Increasing performance

There are several aspects to consider on increasing the performance of your indexes.

Especially, there are often with competing tradeoffs at play, in particular:

indexing performance, or ingest performance - this is the speed at which the indexing system can incorporate data from a data source.
query performance - this is how fast the system responds to a query.

Additionally, there are also the classic, additonal tradeoffs or dimensions of speed: latency versus throughput.

Underlying it all, finally, is cost, regarding the resources that you can deploy to meet a required level of performance and the administration and maintenance of those resources.

There are several ways to address the above aspects...

Scale up

A easy to understand approach, often without changing any other application dependencies or configuration assumptions, is to increase the power of each cbft node, with additional and/or more powerful CPU's, more RAM, and faster storage (e.g., SSD's).

Scale out

A related approach, in contrast, would be to add more nodes to a cbft cluster.

These "scale out" nodes might individually be cheaper than "scale up" machines, but collectively have more power as a cluster than a cluster of powerful nodes.

Especially, with a granular level of index partitions (many index partitions), those index partitions can be distributed across many nodes to harness the collective CPU and I/O throughput of the multiple, cheaper machines. With enough networking bandwidth, this can increase indexing or ingest throughput.

But, not all is free with scale-out: more index partitions spread out across more nodes can be detrimental to query performance.

Queries are scatter/gather

cbft must distribute a query request to every index partition (scatter) and merge/coallesce the results (gather) before returning a final response back to a query client.

With a scale-out cluster of many machines (in order to get higher indexing throughput), this might reduce query performance.

Query-only cbft nodes

Advanced: cbft has the ability to run nodes that are "query only". These cbft nodes will not performance any indexing work nor directly manage or maintain any stored index data, but only respond to query requests and perform the querying scatter/gather work.

You can then use cheaper machines for these query-only nodes, as they don't need fast I/O storage capabilities, so you can more easily have many more query-only nodes deployed.

To run a cbft node in query-only mode, see the -tags command-line flag, with the queryer tag. For example...

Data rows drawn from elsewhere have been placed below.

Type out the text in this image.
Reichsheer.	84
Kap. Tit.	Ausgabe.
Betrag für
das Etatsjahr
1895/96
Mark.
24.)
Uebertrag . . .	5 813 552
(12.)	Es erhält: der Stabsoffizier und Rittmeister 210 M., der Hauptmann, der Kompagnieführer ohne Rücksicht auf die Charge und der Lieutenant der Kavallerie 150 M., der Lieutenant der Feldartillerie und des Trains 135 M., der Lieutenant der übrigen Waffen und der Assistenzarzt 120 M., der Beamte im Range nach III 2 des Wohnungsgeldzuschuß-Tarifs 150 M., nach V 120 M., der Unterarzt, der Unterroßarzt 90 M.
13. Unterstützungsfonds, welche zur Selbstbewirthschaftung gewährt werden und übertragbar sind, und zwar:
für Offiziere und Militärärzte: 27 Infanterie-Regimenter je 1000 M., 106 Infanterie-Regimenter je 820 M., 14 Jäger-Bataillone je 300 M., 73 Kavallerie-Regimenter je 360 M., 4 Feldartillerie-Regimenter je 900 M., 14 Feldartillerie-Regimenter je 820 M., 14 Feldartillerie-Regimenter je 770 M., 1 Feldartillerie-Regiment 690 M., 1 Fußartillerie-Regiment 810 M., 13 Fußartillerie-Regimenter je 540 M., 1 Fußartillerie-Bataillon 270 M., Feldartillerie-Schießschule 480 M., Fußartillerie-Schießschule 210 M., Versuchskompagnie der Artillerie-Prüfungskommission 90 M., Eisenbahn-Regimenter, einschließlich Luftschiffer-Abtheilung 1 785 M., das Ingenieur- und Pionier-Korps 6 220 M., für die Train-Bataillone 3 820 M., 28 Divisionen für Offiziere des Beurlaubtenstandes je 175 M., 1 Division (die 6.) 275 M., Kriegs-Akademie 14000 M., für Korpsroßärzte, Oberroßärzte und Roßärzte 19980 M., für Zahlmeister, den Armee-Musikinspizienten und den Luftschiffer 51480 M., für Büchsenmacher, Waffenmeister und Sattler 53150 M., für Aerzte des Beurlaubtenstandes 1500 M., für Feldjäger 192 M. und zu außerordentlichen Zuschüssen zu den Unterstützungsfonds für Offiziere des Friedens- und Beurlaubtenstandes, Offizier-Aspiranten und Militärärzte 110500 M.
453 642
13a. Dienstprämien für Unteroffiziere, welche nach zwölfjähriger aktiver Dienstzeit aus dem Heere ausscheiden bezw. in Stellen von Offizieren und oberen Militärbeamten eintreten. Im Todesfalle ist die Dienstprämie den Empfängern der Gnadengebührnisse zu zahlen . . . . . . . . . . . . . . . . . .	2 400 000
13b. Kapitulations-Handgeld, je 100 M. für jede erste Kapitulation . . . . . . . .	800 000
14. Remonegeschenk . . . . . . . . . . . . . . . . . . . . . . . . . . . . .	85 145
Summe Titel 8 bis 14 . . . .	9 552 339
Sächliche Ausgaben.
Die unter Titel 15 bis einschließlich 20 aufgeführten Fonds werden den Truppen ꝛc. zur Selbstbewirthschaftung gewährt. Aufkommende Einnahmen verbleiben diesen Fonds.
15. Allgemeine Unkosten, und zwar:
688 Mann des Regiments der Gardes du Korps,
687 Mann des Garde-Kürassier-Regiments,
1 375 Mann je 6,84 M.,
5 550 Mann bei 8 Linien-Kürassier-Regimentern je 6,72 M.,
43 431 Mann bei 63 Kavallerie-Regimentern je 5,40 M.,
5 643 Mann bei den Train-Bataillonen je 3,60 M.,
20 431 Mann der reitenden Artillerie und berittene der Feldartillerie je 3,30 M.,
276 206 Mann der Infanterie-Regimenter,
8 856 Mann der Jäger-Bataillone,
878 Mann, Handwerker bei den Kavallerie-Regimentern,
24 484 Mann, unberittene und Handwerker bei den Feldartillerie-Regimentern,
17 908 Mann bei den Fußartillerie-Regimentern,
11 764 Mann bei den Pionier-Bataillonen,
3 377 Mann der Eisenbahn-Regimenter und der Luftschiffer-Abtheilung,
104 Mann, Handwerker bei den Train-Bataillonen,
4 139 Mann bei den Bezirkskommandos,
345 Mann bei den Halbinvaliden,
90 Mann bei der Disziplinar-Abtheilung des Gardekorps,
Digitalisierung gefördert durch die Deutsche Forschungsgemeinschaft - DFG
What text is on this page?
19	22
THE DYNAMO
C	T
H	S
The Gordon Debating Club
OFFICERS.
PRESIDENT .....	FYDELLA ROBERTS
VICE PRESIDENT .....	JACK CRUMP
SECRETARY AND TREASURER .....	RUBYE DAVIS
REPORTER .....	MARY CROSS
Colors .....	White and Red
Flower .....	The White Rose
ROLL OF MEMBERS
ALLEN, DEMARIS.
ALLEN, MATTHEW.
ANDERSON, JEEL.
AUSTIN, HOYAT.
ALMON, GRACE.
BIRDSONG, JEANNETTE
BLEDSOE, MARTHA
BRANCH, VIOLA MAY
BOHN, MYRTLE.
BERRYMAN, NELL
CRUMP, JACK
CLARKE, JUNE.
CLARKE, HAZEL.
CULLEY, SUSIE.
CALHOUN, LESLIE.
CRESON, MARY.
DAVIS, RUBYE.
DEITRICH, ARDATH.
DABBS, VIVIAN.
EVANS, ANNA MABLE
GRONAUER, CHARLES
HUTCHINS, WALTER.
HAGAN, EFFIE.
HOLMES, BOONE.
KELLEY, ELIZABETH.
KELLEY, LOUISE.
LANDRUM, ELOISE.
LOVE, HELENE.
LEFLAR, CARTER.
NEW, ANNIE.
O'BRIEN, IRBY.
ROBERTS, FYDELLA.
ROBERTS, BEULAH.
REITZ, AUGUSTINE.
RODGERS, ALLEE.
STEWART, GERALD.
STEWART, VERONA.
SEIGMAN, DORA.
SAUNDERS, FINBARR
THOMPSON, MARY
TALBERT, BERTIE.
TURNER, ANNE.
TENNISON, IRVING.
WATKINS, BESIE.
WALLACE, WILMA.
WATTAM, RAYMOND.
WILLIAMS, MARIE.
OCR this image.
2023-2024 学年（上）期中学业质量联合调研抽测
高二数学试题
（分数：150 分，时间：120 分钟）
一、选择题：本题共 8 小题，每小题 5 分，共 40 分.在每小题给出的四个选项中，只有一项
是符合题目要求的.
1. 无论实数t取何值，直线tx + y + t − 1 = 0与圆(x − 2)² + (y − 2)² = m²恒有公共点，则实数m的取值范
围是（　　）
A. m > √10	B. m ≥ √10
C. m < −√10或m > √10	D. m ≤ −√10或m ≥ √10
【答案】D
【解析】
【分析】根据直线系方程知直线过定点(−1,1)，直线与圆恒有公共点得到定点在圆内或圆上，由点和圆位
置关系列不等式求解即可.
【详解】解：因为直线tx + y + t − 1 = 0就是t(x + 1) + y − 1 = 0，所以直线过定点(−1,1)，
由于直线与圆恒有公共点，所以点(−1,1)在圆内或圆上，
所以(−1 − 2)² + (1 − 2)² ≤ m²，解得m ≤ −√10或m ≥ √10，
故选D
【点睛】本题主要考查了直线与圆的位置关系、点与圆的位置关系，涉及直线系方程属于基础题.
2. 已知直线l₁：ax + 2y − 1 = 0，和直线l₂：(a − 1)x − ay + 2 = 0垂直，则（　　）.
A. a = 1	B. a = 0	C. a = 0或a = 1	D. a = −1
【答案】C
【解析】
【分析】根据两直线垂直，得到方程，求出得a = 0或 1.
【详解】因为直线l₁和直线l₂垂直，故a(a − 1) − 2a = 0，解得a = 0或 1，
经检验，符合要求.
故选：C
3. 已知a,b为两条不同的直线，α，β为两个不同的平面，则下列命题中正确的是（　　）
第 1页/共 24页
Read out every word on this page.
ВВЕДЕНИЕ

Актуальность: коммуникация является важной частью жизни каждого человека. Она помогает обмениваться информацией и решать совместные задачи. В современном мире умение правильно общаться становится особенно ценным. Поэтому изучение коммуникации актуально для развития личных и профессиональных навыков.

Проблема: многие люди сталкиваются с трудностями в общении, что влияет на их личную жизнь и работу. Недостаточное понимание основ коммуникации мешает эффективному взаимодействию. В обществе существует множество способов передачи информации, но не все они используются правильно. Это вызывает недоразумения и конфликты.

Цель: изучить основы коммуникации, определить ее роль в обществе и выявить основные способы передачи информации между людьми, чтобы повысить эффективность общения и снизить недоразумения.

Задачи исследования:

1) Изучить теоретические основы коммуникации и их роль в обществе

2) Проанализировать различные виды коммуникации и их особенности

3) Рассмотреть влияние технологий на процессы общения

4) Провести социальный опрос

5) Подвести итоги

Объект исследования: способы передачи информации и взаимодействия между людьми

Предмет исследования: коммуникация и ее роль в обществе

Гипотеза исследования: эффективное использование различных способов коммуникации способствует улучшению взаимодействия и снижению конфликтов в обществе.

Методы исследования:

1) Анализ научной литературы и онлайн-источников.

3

./cbft -tags queryer [...other cbft params...]

Tighter selectivity

Consider, for example, the case where you're searching an index of a customer service issues database.

If the search term is the word "problem", the it's likely that every single index partition will have index entires for the "problem" term, leading to a lot of results that need to be retrieved and merged/collasced during a query of "problem".

In contrast, if the search term is something highly selective, like the word "IRx0003914", then perhaps only a very few index partitions with have index entries for that unique, uncommon term. Most index partitions will have empty results, which are much easy to merge/coallesce at higher performance.

An application developer can leverage this behavior with UI or other application approaches that send queries for special terms to purposefully defined indexes that support tighter selectivity.

Smaller indexes

A related approach to increase performance is to reduce index sizes

Some index types such as the bleve full-text engine include features to filter away parts of documents, such as by ignoring certain fields, not storing entire documents, and not storing contextual information such as to enable search hit highlighting.

If the application requirements allow turning off or not utilizing those advanced features, you can reduce index sizes to increase performance.

Smaller index sizes can be more completely cached in memory, which allows cbft to avoid expensive I/O storage accesses, and hence also increase performance.

Heterogeneous node capabilities

cbft also supports the ability for a cbft cluster to be comprised of a mix of different machine capabilities, where some machines may be bigger or more powerful than others.

cbft can utilize the more powerful machines by assigning those machines more index partitions than the less powerful machines.

To tell cbft that a machine is more powerful, please see the -weight command-line flag. For example...

./cbft -weight 2 [...other cbft params...]

Relaxing consistency

cbft includes the optional ability when processing a query to ensure that indexes are "caught up", where all the latest data from the data source has been incorporated into the index, before the query processing proceeeds.

This allows an application to "read your own writes" (RYOW), where query results will reflect the latest mutations done by an application thread.

However, if application requirements allow, cbft supports the ability to instead query the index even if the index is out of date. This may be useful for some cases to increase the apparent or perceived performance to the users of the overall application, at the tradeoff of sometimes receiving older or "stale" index results.

Advanced storage options

TBD

Compacting data

TBD

Testing and experiments

At the end of all these complex design tradeoffs and theories, the ultimate answers will come from real-world data and results from testing and experiments on actual hardware and datasets.